Black Hat 2013: Researchers Demo How Smart TVs Can Watch You

Researchers Demo How Smart TVs Can Watch You
Researchers Demo How Smart TVs Can Watch You

"You can do whatever you want on a smart TV because it's just a regular PC", says Seungjin Lee, a researcher from Korea University. "So you could do hijacking, keylogging when the users are web surfing, (and) sniffing traffic."

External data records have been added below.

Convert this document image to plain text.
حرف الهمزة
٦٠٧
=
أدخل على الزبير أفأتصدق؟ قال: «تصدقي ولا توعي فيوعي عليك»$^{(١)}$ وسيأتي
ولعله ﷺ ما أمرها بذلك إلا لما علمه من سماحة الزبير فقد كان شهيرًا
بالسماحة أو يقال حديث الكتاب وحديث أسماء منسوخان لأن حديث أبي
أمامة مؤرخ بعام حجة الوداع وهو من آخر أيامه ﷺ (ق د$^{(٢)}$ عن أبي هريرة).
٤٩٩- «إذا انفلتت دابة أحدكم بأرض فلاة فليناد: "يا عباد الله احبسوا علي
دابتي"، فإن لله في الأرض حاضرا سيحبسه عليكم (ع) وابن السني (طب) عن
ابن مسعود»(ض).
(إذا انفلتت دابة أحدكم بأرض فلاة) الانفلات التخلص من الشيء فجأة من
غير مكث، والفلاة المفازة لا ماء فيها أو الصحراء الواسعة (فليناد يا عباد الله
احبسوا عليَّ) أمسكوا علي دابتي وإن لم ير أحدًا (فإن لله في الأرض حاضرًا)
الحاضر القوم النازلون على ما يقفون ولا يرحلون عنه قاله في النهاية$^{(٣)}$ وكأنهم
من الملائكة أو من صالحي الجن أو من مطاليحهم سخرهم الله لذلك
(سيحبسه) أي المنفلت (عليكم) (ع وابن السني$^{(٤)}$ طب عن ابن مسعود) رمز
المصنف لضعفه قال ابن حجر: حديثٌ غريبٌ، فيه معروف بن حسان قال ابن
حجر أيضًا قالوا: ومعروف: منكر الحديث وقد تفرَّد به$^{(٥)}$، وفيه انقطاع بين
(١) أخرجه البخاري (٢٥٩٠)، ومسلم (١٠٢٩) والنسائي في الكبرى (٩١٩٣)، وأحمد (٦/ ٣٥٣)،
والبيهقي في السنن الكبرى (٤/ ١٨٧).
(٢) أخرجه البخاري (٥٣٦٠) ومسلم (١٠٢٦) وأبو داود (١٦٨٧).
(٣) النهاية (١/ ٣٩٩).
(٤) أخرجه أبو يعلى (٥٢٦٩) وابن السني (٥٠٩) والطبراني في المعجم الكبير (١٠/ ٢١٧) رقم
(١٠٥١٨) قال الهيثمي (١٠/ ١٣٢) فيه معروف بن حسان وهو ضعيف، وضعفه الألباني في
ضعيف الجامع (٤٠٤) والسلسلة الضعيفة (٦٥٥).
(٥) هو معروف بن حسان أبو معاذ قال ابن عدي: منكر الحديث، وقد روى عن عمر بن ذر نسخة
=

In his talk Lee explained techniques that an attacker could use to gain and maintain persistent shell access to most smart TVs remotely or locally, and ways to leverage those to keep tabs on users through what most would view as an innocuous device. Meanwhile, Aaron Grattafiori and Josh Yavor of iSEC Partners offered a similar presentation that highlighted their findings that culminated in a number of vulnerabilities discovered in Samsung TVs, reported late last year and fixed by the manufacturer this year.

The key finding that the duo discovered was that the apps running on Samsung TVs—and likely others—are web apps coming with all the same vulnerability baggage that traditional web applications bring.

"So this is JavaScript and this is loading the JavaScript app. This whole thing is a web app", said Grattafiori, senior security engineer, pointing to a demo screen showing a Samsung smart TV menu. "Those boxes, your menu when you move your mouse around, that's all DIVs. And a lot of those files are encrypted and decrypted at runtime."

According to the duo, many of the Samsung apps that they examined during their research were rife with common web vulnerabilities like cross-site scripting flaws that allowed for remote and arbitrary execution of code on the television. Many of the existing apps could also be manipulated for the force of evil. For example, a download API could be made to also upload content, giving an attacker the opportunity to upload any document on the TV, from online credentials to stored content like photos or other sensitive material.

Grattafiori believes that TV manufacturers have got to up their game with some kind of cross-platform security and to train their developers to securely code. In the meantime, consumers should be wary.

"Consider where you have the TV aimed - maybe your bed is not the best option”, he says. "Browse carefully and think about investing in sticky notes to stick over the camera."